Where are buyers going?
Those leaving London are increasingly exchanging the South East for more affordable pieces in the East of England.
The proportion of people leaving London and moving to the south-east fell below 40 per cent for the first time since 2009 this year.
A total of 39 percent of households permanently leaving the capital have moved to south-east England so far this year, up from 45 percent in 2022.
Meanwhile, one in three who left London headed for the east of England this year, up from 28 per cent in 2022.
Local authorities such as Epping Forest, Chelmsford and Stevenage are among the top 15 areas that have seen the largest increase in the proportion of prospective buyers from London since 2019.

Local authorities such as Epping Forest, Chelmsford and Stevenage are among the top 15 areas that have seen the largest increase in the proportion of prospective buyers from London since 2019.

Top 15 local authorities with the largest increase in proportion of London prospective buyers since 2019 revealed
The data not only encapsulates Hamptons sales, but is compiled using data from some 550 estate agency branches across Britain that are part of its parent company, the Connells Group.
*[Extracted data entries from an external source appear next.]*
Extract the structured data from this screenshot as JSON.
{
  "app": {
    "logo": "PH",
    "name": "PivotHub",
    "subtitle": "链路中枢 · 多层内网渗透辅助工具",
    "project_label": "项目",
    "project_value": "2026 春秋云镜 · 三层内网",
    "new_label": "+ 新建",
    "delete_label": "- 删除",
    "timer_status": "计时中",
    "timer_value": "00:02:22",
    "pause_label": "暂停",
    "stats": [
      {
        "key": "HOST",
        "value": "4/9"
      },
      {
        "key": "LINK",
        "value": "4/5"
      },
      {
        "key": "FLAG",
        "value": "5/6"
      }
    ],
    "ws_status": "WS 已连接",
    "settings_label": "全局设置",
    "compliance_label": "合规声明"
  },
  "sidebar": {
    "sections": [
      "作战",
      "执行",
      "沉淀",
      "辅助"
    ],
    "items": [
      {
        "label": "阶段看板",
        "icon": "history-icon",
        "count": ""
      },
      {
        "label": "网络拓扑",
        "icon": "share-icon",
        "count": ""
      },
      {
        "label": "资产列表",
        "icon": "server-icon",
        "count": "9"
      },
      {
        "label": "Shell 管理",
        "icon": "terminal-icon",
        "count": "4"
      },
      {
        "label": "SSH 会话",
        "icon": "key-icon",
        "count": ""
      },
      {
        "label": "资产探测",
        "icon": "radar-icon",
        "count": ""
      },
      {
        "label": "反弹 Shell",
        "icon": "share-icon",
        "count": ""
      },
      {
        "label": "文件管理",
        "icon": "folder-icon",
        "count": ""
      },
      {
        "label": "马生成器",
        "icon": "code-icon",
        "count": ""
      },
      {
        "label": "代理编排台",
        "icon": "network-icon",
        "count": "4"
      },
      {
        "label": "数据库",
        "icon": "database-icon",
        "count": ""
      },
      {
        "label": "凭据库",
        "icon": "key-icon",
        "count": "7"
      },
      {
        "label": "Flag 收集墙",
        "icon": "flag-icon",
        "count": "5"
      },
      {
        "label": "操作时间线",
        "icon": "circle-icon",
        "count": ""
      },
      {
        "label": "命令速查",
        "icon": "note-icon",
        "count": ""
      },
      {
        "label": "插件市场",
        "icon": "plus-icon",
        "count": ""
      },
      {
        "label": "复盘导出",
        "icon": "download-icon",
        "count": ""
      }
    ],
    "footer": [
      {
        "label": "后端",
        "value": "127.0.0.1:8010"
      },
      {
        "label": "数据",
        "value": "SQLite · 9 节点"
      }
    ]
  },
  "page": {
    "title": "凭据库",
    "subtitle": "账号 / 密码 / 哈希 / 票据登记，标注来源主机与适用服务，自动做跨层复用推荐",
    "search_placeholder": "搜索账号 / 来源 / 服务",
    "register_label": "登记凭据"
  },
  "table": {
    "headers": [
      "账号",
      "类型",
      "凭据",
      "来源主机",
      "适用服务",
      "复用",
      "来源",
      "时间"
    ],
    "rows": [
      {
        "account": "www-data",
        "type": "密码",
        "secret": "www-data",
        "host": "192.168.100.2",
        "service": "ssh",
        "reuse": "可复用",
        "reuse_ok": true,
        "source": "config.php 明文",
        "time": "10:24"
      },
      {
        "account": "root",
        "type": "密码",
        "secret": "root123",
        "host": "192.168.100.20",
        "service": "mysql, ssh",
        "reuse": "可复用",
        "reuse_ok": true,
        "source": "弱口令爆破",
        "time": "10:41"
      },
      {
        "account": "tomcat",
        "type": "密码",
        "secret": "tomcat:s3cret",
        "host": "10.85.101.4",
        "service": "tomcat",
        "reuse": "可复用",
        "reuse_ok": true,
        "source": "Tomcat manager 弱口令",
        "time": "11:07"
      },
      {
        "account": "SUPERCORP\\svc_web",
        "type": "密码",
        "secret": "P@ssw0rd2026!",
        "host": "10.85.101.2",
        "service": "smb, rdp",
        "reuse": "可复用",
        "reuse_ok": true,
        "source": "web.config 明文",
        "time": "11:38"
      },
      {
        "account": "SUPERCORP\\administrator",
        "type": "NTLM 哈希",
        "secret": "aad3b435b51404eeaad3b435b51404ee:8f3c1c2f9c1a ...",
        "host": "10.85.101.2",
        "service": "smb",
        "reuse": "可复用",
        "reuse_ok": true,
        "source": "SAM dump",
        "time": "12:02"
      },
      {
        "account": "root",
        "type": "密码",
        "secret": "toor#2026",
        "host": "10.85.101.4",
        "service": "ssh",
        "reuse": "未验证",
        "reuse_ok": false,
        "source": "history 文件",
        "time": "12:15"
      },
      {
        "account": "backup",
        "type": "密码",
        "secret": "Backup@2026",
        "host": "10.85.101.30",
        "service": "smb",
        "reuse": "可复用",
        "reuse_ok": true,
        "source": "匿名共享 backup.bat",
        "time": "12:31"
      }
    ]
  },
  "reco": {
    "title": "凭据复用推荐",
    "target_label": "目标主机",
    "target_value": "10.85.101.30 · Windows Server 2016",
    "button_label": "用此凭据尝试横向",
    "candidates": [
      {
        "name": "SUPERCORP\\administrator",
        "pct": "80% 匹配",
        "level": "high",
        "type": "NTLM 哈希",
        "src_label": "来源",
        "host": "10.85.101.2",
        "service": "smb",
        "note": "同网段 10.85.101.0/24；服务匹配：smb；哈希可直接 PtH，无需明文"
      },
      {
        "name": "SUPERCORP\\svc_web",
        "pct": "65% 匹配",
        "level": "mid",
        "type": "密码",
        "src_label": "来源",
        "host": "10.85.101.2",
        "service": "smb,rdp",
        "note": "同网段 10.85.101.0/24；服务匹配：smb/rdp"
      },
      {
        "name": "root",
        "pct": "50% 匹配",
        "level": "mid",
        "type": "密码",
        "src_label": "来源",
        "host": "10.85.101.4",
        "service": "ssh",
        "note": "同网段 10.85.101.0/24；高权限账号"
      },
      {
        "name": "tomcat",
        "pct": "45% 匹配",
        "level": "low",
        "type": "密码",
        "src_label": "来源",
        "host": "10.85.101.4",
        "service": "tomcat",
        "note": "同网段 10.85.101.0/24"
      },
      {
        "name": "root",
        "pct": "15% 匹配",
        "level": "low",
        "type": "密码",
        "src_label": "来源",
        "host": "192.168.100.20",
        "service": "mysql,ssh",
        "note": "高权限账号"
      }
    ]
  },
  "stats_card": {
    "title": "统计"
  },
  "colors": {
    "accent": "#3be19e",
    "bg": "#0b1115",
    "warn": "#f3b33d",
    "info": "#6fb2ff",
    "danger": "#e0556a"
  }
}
Hamptons’ Aneisha Beveridge said: “Higher mortgage rates have halted the unwinding of arguably the biggest Covid-induced trend in the housing market: emigration from London.”
“Rather, emigration from London this year has been increasingly driven by need over need, as higher mortgage rates squeeze buyers’ budgets, pushing them to seek smaller homes in more affordable areas.
“Most of these developers are still looking to maintain strong ties to the capital. This has supported smaller house values in some of the most affordable cities within an hour’s drive of London.
‘Looking ahead, the likelihood of higher mortgage rates for longer may keep the pace of emigration from London.
“We are also reaching the point where a large number of households who bought a house in the peak of the London market between 2014 and 2016 could be looking to move in the coming years.
“And with property prices in parts of the capital lower today than when they bought, moving the city to a cheaper area off the M25 might be the only option for those who need to grow.”